Afigura-se, pois, indispensável definir uma política de ordenamento que reorganize o espaço litoral de modo a garantir um crescimento equilibrado e que assegure a durabilidade dos recursos e a qualidade ambiental, de forma a reduzir a marginalização das zonas rurais.

Assim, nos termos da alínea g) do artigo 202.º da Constituição, de acordo com o disposto no n.º 1 do artigo 4.º do Decreto-Lei n.º 176-A/88, de 18 de Maio, e ouvidas as câmaras municipais envolvidas, o Conselho de Ministros resolveu:

1 - Incumbir a Comissão de Coordenação da Região do Algarve de promover a realização, no prazo de dezoito meses, dos trabalhos do Plano Regional de Ordenamento do Território para o Algarve.

2 - Que a área a abranger pelo Plano inclua todos os concelhos do distrito de Faro.

3 - Que o Plano Regional de Ordenamento do Território para o Algarve considere os seguintes objectivos:

3.1 - Desenvolvimento sócio-económico equilibrado - o desenvolvimento dos sectores produtivos deverá ser de molde a reduzir a vulnerabilidade da economia regional, controlar o crescimento das áreas que hoje já se apresentam congestionadas e alargar os benefícios de desenvolvimento ao interior;

3.2 - Utilização racional do espaço - a edificação de grandes infra-estruturas, o crescimento dos complexos turísticos e das áreas urbanas e a localização das actividades deverão respeitar a protecção dos solos agrícolas e das áreas sensíveis; a dimensão das infra-estruturas e dos equipamentos a instalar deverá assegurar um uso correcto num horizonte de médio/longo prazo, mas nunca, por essa razão, poderá constituir justificação para novos crescimentos desordenados;

3.3 - Protecção e gestão racional dos recursos naturais e do ambiente - de modo a reduzir os conflitos entre as necessidades de utilização dos recursos escassos, como o solo, a floresta, a água e os recursos vivos, assegurando a sua renovação e valorização, bem como preservar o elevado potencial da zona costeira e das áreas rurais, impedindo a destruição do meio natural e protegendo e valorizando o património histórico, físico e cultural;

3.4 - Melhoria do quadro de vida da população residente - de modo a proporcionar condições de acesso e estabilidade de emprego, alojamento, benefícios sociais e culturais e qualidade ambiental.

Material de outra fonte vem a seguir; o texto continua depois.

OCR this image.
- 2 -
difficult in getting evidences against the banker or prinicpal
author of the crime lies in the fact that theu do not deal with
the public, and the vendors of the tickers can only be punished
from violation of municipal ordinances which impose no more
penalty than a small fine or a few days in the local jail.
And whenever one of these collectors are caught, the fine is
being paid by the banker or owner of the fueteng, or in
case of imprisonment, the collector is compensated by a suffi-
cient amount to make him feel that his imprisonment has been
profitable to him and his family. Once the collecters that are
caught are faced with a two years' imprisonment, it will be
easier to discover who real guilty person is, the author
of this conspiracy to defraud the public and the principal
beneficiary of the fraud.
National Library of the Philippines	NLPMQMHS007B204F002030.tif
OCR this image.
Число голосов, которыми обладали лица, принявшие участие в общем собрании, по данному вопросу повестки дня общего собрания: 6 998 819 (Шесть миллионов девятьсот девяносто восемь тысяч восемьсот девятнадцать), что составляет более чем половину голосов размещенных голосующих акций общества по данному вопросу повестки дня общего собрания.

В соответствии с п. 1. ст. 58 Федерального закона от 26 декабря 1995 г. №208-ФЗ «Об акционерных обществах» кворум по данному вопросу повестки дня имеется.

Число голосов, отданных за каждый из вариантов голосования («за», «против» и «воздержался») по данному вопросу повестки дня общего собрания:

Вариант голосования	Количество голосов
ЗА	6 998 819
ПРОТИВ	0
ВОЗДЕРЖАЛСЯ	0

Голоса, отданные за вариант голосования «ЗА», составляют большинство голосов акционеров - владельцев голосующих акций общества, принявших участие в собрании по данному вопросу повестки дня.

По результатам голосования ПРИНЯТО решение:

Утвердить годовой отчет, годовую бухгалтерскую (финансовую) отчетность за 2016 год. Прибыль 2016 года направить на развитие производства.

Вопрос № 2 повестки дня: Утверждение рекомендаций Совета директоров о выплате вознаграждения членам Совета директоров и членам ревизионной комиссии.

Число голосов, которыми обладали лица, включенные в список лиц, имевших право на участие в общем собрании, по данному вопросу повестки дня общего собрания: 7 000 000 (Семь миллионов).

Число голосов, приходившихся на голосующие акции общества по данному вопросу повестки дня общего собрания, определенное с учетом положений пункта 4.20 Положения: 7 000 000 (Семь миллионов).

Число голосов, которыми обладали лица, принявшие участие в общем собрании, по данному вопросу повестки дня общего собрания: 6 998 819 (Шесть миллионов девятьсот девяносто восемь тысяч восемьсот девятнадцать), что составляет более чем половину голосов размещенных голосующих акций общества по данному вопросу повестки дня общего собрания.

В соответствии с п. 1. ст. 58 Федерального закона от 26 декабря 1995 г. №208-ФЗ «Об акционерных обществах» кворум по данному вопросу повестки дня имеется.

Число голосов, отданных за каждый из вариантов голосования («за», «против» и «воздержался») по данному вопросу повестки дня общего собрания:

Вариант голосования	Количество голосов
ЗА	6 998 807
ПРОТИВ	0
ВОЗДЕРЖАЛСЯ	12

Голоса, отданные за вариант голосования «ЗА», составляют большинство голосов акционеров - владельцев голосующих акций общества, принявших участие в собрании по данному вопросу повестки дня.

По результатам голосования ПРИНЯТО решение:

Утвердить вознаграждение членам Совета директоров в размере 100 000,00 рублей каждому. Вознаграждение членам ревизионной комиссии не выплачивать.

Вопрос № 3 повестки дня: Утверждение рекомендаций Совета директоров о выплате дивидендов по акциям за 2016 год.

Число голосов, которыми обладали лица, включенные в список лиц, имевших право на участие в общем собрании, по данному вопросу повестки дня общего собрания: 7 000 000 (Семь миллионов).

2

4 - Que integrem a comissão consultiva do Plano Regional de Ordenamento do Território para o Algarve, para além dos representantes especificados no n.º 2 do artigo 4.º do Decreto-Lei n.º 176-A/88, de 18 de Maio, dois representantes do Ministério das Obras Públicas, Transportes e Comunicações, sendo um para a área das vias de comunicação e outro para a da construção e habitação, um representante do Parque Natural da Ria Formosa, um da direcção regional da indústria, um da Direcção-Geral do Turismo e um da direcção regional de agricultura.

5 - Que convide a integrar a comissão consultiva referida no número anterior a Associação de Empresas de Construção e Obras Públicas do Sul.

Presidência do Conselho de Ministros, 14 de Julho de 1988. - O Primeiro-Ministro, Aníbal António Cavaco Silva.